European Outlook: Asian stock markets are mostly slightly higher, with Japanese markets underperforming and marginally in the red, as the Yen strengthened and GDP data missed expectations by a wide margin. U.K. and U.S. futures are also up after Comey’s written statement ahead of today’s testimony helped to underpin U.S. markets Wednesday. In Europe markets await the ECB meeting and the U.K. general election, although first results are not expected until after market close. Bund futures were initially boosted yesterday by reports that the ECB will cut its inflation forecast today, but quickly started to head south again and while Draghi and Praet may be eager to keep any changes to the forward guidance to a minimum today, this won’t change the fact that the ECB is heading for tapering next year. In the U.K. the outcome of the election will have an impact for Brexit talks and while latest polls still give PM May the lead, her majority may not be as large, as she hoped when she called the election and the outside risk of a hung parliament would hurt U.K. markets.

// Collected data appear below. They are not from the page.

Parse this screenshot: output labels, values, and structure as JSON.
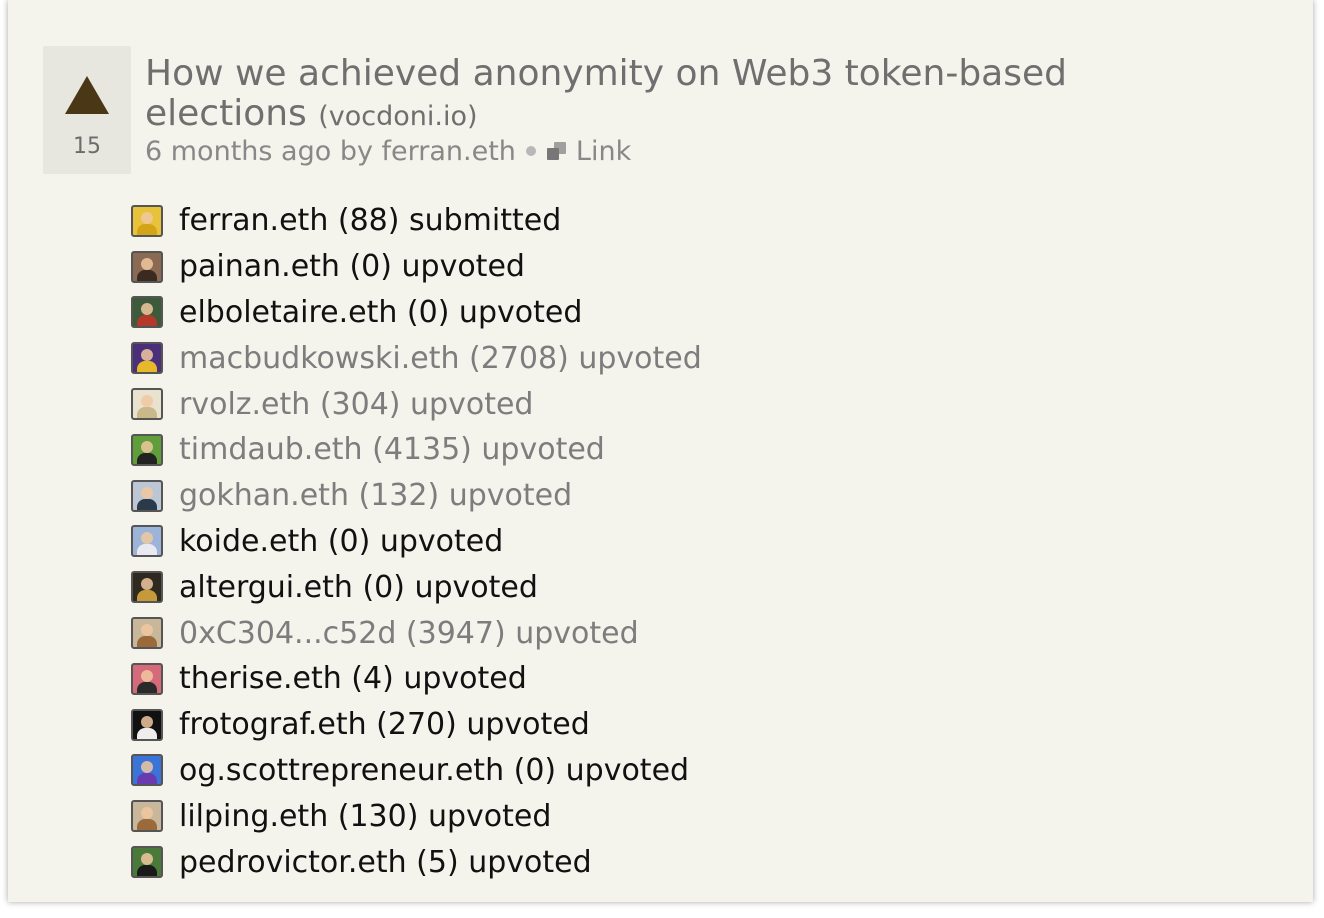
{
  "story": {
    "score": "15",
    "title": "How we achieved anonymity on Web3 token-based elections",
    "domain": "(vocdoni.io)",
    "meta": "6 months ago by ferran.eth",
    "link_label": "Link"
  },
  "voters": [
    {
      "text": "ferran.eth (88) submitted",
      "muted": false,
      "bg": "#e8c23a",
      "body": "#d4a418"
    },
    {
      "text": "painan.eth (0) upvoted",
      "muted": false,
      "bg": "#8a6a52",
      "body": "#3b2a20"
    },
    {
      "text": "elboletaire.eth (0) upvoted",
      "muted": false,
      "bg": "#3d5a3a",
      "body": "#b33a2a"
    },
    {
      "text": "macbudkowski.eth (2708) upvoted",
      "muted": true,
      "bg": "#4b2f7a",
      "body": "#e6b82a"
    },
    {
      "text": "rvolz.eth (304) upvoted",
      "muted": true,
      "bg": "#e9e2cf",
      "body": "#c9b98a"
    },
    {
      "text": "timdaub.eth (4135) upvoted",
      "muted": true,
      "bg": "#5f9e3a",
      "body": "#222222"
    },
    {
      "text": "gokhan.eth (132) upvoted",
      "muted": true,
      "bg": "#bcc6d4",
      "body": "#2a3a4a"
    },
    {
      "text": "koide.eth (0) upvoted",
      "muted": false,
      "bg": "#9bb4d8",
      "body": "#e9e9f2"
    },
    {
      "text": "altergui.eth (0) upvoted",
      "muted": false,
      "bg": "#2f2a20",
      "body": "#c69a3a"
    },
    {
      "text": "0xC304...c52d (3947) upvoted",
      "muted": true,
      "bg": "#c9b79c",
      "body": "#9b6a3a"
    },
    {
      "text": "therise.eth (4) upvoted",
      "muted": false,
      "bg": "#d46a7a",
      "body": "#2a2a2a"
    },
    {
      "text": "frotograf.eth (270) upvoted",
      "muted": false,
      "bg": "#111111",
      "body": "#eeeeee"
    },
    {
      "text": "og.scottrepreneur.eth (0) upvoted",
      "muted": false,
      "bg": "#3a74d8",
      "body": "#6a3ab0"
    },
    {
      "text": "lilping.eth (130) upvoted",
      "muted": false,
      "bg": "#c9b79c",
      "body": "#9b6a3a"
    },
    {
      "text": "pedrovictor.eth (5) upvoted",
      "muted": false,
      "bg": "#4a7a3a",
      "body": "#1a1a1a"
    }
  ]
}
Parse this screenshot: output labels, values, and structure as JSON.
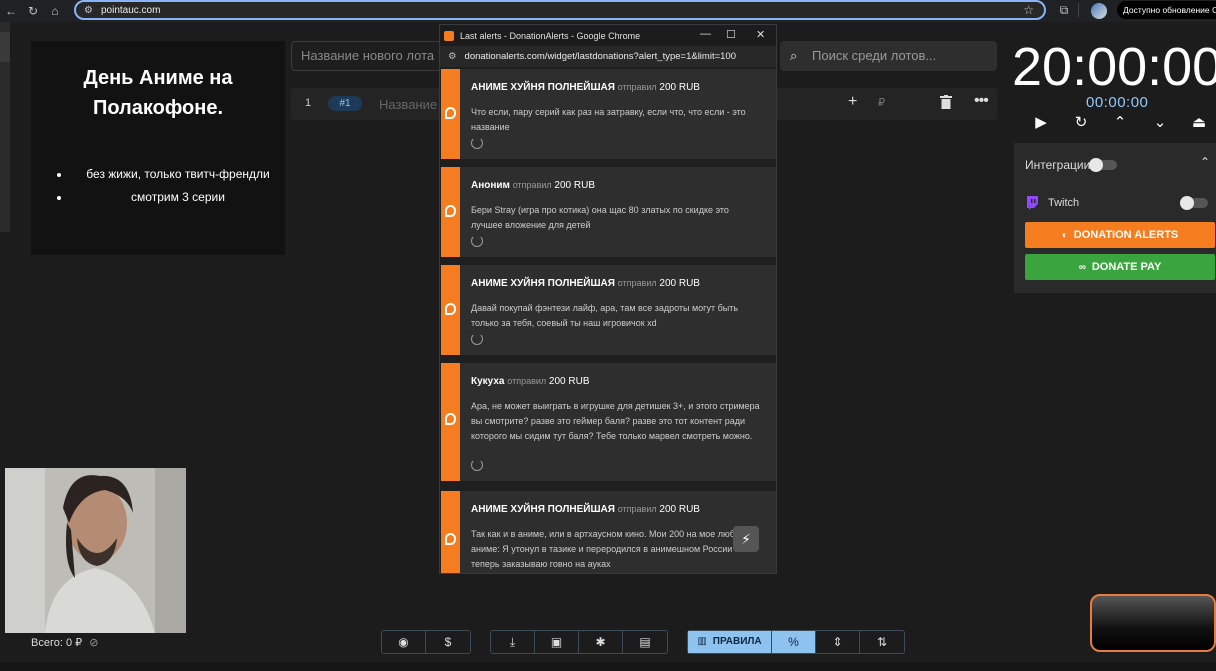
{
  "browser": {
    "url": "pointauc.com",
    "update_label": "Доступно обновление Chrome"
  },
  "description_card": {
    "title": "День Аниме на Полакофоне.",
    "items": [
      "без жижи, только твитч-френдли",
      "смотрим 3 серии"
    ]
  },
  "lot_input": {
    "placeholder": "Название нового лота"
  },
  "lot_row": {
    "index": "1",
    "tag": "#1",
    "name_placeholder": "Название",
    "ruble": "₽"
  },
  "search": {
    "placeholder": "Поиск среди лотов..."
  },
  "timer": {
    "main": "20:00:00",
    "sub": "00:00:00"
  },
  "integrations": {
    "title": "Интеграции",
    "twitch_label": "Twitch",
    "donation_alerts_label": "DONATION ALERTS",
    "donate_pay_label": "DONATE PAY"
  },
  "popup": {
    "window_title": "Last alerts - DonationAlerts - Google Chrome",
    "url": "donationalerts.com/widget/lastdonations?alert_type=1&limit=100",
    "sent_word": "отправил",
    "alerts": [
      {
        "name": "АНИМЕ ХУЙНЯ ПОЛНЕЙШАЯ",
        "amount": "200 RUB",
        "message": "Что если, пару серий как раз на затравку, если что, что если - это название"
      },
      {
        "name": "Аноним",
        "amount": "200 RUB",
        "message": "Бери Stray (игра про котика) она щас 80 златых по скидке это лучшее вложение для детей"
      },
      {
        "name": "АНИМЕ ХУЙНЯ ПОЛНЕЙШАЯ",
        "amount": "200 RUB",
        "message": "Давай покупай фэнтези лайф, ара, там все задроты могут быть только за тебя, соевый ты наш игровичок xd"
      },
      {
        "name": "Кукуха",
        "amount": "200 RUB",
        "message": "Ара, не может выиграть в игрушке для детишек 3+, и этого стримера вы смотрите? разве это геймер баля? разве это тот контент ради которого мы сидим тут баля? Тебе только марвел смотреть можно."
      },
      {
        "name": "АНИМЕ ХУЙНЯ ПОЛНЕЙШАЯ",
        "amount": "200 RUB",
        "message": "Так как и в аниме, или в артхаусном кино. Мои 200 на мое любимое аниме: Я утонул в тазике и переродился в анимешном России и теперь заказываю говно на ауках"
      }
    ]
  },
  "footer": {
    "total": "Всего: 0 ₽",
    "rules_label": "ПРАВИЛА",
    "percent": "%"
  },
  "colors": {
    "accent_orange": "#f57c1f",
    "accent_green": "#3aa53e",
    "accent_blue": "#8ec3f0"
  }
}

FX Update: Super Thursday is here and caution is in the air in forex markets. The dollar majors and most of the main cross rates have been plying narrow ranges into the London interbank open. EURUSD has settled in the mid 1.12s, up from the low seen at 1.1204 yesterday in the wake of the Bloomberg report citing officials suggesting that the ECB will lower inflation forecasts. We still anticipant that the central bank will at its meeting today neuter the easing bias. USDJPY has ebbed back to the mid 109.0s during the Asian session today after briefly taking a look above 110.00. Aside from the ECB meeting, we have the UK election (were there is an outside risk of there being a hung parliament), and the testimony of ex-FBI director Comey (where markets will be alert for any devil in the detail following the unexpected publication of the written testimony yesterday, which didn’t really tell us anything new). We recommend fading any gains in USDJPY.
German April industrial production rose 0.8% m/m, more than expected and with March revised up to -0.1% m/m from -0.4% m/m reported initially. Production was mainly boosted by energy, which rebounded 5.7% m/m, after a slump of -4.3% in March, as a late spell of cold weather hit the country in April. Similarly, to orders data yesterday, the annual rate actually improved marginally and now stands at 2.8% y/y, up from 2.2% y/y in the previous month. Manufacturing was up 0.4% m/m and 2.1% y/y and together with robust survey numbers the data still sees the recovery intact and Germany heading for solid growth in Q2.
Main Macro Events Today
- UK Elections – UK Elections are due today, although first results are not expected until after market close.The outcome of the election will have an impact for Brexit talks and while latest polls still give PM May the lead, her majority may not be as large, as she hoped when she called the election and the outside risk of a hung parliament would hurt U.K. markets.
- ECB Preview – The ECB is widely expected to leave interest rates unchanged and confirm the QE schedule for the rest of the year. The key question is if and how far the ECB will tweak its forward guidance and whether the easing bias will finally be scrapped. Leaked ECB reports yesterday confirmed what it is expected, that the updated set of forecasts tomorrow, will bring downward revisions to the inflation forecast, which means Draghi and Praet will have good arguments when they urge for caution to changes in the central bank’s communication and forward guidance.
- EU GDP – The final Q1 GDP data for the Eurozone is likely to stay unchanged at 0.5%
- US Jobless Claims – Initial claims data should decline to 240k from 248k last week and 235k in the week prior.
- Canadian Housing Stats & Gov. Poloz Speech – May housing starts are expected to moderate to a 200.0k pace from 213.1k in April, as activity further unwinds from the lofty 252.3k rate in March. The April new home price index is also due today, while BOC Governor Poloz is due to speak today, in Ottawa.